Seven Tuskegee Airmen are buried at Riverside National Cemetery: 1) Dr. Hackley E. Woodford, M.D., a Tuskegee Airmen flight surgeon who served during World War II, is buried at Section 49A Site 1149. 2) Pilot Perry Willis Lindsey, who served during World War II and the Korean War, is buried at Section 63A Site 768. 3) John Allen Pulliams Jr., served during World War II and went on to serve 30 years in the U.S. Air Force. He retired as a Chief Warrant Officer and is buried at Section 47 Site 1603. 4) Pilot Charles F. Jamerson is buried at Section 56A Site 668. Major Jamerson retired from the U.S. Air Force in 1977 after more than 32 years of service. 5) Pilot Kenneth R. Hawkins is buried in Section 57A Site 2204. 6) Pilot John L. Hamilton is buried in Section 6 Site 270. 7) Charles W. Ledbetter, who served during World II and Korea, retiring after 30 years as an Air Forces Master Sergeant, is buried at Section 26 Site 1426.
Woodrow "Woody" Strode, Section 46, Grave 283. Woody Strode starred as 1st Sergeant Braxton Rutledge, a Buffalo soldier, in the 1960 John Ford movie "Sergeant Rutledge.” He starred in over 80 domestic and foreign films in a career that spanned nearly 55 years. Strode was also one of the first four blacks to integrate Major League football in 1946 when he played for the Cleveland Rams.

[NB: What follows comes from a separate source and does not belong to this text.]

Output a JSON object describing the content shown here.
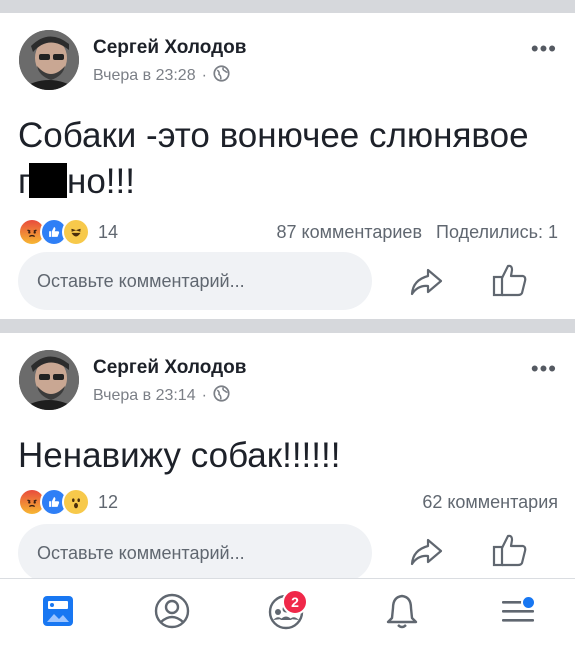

Joe Morris, Sr., Section 52A, Grave 2818. Joe Morris Sr., was inducted into the U.S. Marine Corps after lying about his age in April 1944; he was assigned to the 22nd Regiment, 6th Division, where he served as a Navajo code talker. Navajo code talkers took part in every assault the U.S. Marines conducted in the Pacific from 1942 to 1945. They served in all six Marine divisions, Marine Raider battalions and Marine parachute units, transmitting messages by telephone and radio in their native language, a code that the Japanese never broke. The role that code talkers played in World War II was declassified in 1968; however, it was not until the last 20 years that code talkers such as Mr. Morris were recognized for their role in ending the war with Japan.